Malone picks up the backpack and follows Luz. When she gets to the truck, she yanks open the passenger-side door and climbs in. Malone sets the pack on the seat between them.
“You might need this,” he says, sliding behind the wheel.
“Please get me away from here,” Luz says.
They drive past a group of kids tossing a baseball. It’s late afternoon, and the shadows of the trees have begun to creep toward the houses on the east side of the street. Luz stares straight ahead. Her face is blank, but her mind is working a mile a minute. When they come to a stop sign, Malone asks which way.
“Just park somewhere,” Luz says.
He takes a left and continues until he hits a strip mall containing a Laundromat, a beauty salon, a check-cashing place, and a liquor store. He swings into the parking lot and finds a spot in the shade. They’re looking into the window of the Laundromat, where a tall black man folds a pair of pants in front of a dryer, and a little Mexican boy pushes a little Mexican girl in a laundry cart.
“I should have known,” Luz says, her voice flat, dead.
“Known what?” Malone says.
“He told me he could find me anywhere.”
“Who are we talking about? Your boyfriend? Your husband?”
“The devil,” Luz says. “The fucking devil.”
“I’m trying to help you,” Malone says.
“You can’t help me,” Luz says. “It was my husband who sent those men. He’s a gangster, a narco. You know what that is?”
“A narco? Sure.”
“You don’t know anything. He…he beat me. He raped me. He threatened to kill me if I ever left him. But I wanted to be with Isabel.” Luz breaks off here, takes a deep breath and turns away. “I stole some money from him and ran off. The maid tried to stop me, and one of my husband’s bodyguards, and I killed them both.”
“Jesus,” Malone says.
“That’s what I’m paying for now,” Luz says. “That’s why they have my baby.”
Malone tugs on the collar of his shirt. His clothes feel like they’re suffocating him.

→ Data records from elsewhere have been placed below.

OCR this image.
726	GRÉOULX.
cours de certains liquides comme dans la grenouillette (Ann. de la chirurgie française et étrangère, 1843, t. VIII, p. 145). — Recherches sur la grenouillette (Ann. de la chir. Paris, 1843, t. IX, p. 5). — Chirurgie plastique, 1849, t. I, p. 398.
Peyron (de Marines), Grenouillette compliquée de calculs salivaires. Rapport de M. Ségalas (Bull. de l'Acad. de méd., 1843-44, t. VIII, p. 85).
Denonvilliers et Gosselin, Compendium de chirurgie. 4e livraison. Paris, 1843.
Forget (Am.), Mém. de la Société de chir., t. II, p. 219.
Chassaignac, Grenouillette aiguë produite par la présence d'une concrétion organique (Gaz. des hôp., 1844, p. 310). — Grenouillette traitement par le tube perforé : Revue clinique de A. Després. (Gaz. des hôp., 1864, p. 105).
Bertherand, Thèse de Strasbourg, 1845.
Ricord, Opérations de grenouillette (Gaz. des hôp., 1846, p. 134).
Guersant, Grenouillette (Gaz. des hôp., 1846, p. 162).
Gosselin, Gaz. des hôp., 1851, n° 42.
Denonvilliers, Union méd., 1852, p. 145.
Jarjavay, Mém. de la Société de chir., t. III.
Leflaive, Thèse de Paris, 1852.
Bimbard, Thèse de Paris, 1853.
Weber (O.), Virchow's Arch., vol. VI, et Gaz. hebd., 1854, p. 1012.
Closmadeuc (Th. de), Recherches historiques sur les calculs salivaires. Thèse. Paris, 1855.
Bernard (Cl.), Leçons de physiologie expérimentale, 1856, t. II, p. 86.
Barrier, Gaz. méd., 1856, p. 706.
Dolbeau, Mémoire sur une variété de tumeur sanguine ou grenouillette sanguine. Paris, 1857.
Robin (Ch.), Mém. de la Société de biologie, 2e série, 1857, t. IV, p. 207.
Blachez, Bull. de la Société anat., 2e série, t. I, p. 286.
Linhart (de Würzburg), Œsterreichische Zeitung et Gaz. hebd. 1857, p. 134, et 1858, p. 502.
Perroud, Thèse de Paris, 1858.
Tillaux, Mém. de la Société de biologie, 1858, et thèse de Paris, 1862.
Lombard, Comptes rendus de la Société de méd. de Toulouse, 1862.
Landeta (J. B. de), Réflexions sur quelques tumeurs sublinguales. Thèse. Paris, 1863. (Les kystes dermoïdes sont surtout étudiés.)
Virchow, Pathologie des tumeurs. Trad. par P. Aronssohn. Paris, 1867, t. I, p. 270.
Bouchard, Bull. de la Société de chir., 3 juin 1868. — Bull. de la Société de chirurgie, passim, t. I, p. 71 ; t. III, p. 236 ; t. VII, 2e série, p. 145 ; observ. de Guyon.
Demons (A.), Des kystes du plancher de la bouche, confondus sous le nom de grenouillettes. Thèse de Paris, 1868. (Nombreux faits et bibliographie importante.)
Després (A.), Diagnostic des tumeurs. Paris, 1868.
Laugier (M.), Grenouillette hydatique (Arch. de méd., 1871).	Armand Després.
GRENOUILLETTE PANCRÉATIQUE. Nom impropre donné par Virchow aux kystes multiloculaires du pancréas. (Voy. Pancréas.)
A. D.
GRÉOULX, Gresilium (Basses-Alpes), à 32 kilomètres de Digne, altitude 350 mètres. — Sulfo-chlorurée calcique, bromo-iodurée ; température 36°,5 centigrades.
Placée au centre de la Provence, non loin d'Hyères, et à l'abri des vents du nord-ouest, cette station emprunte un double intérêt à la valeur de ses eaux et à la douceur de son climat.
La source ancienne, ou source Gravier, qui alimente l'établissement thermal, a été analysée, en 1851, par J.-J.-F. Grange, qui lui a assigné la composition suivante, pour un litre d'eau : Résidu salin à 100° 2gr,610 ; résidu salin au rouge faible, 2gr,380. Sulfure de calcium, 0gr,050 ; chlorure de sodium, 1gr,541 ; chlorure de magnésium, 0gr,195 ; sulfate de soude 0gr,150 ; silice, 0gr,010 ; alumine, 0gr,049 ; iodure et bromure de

“What’ll happen to you when you go back?” he says.
Luz smirks at him like he’s dense. “What do you think?”
He’s not going to give her false hope, doesn’t want to insult her that way. He can see in her eyes that she knows what she knows.
“Will you do me one favor?” she continues. “Will you stay with me until I find out where they want to meet and then drive me there?”
“I’ll stay with you as long as you need me,” Malone says.
She reaches over and lays a hand on his thigh.
“You can have the money back,” she says. “And if you want, I’ll…”
Her voice trails off, and the unspoken offer fills Malone with sadness. Putting his hand over hers to keep it from sliding any higher, he says, “Don’t.”
Luz pulls away, her embarrassment coming out as anger.
“Sorry,” she snaps.
“There’s nothing to be sorry about,” Malone says. “It’s just that you don’t have to do that to keep me around.”
Luz can’t look at him while she processes this, stares out her window instead. Eventually she gets herself together and takes the napkin that Carmen gave her from the pocket of her hoodie.
“So can I use the phone?” she says.
Malone passes it to her, and she punches in the number written on the napkin. He gropes under the seat for the vodka, opens it, and has a swig. Inside the Laundromat, mama is mad at the kids playing with the cart. She lifts the girl out and sets her on the ground and swats at the boy, who laughs and runs away. Malone closes his eyes. He can’t watch anymore. He’s done with this world, has been for years. He closes his eyes and listens to the beeping of the phone as Luz calls up her doom.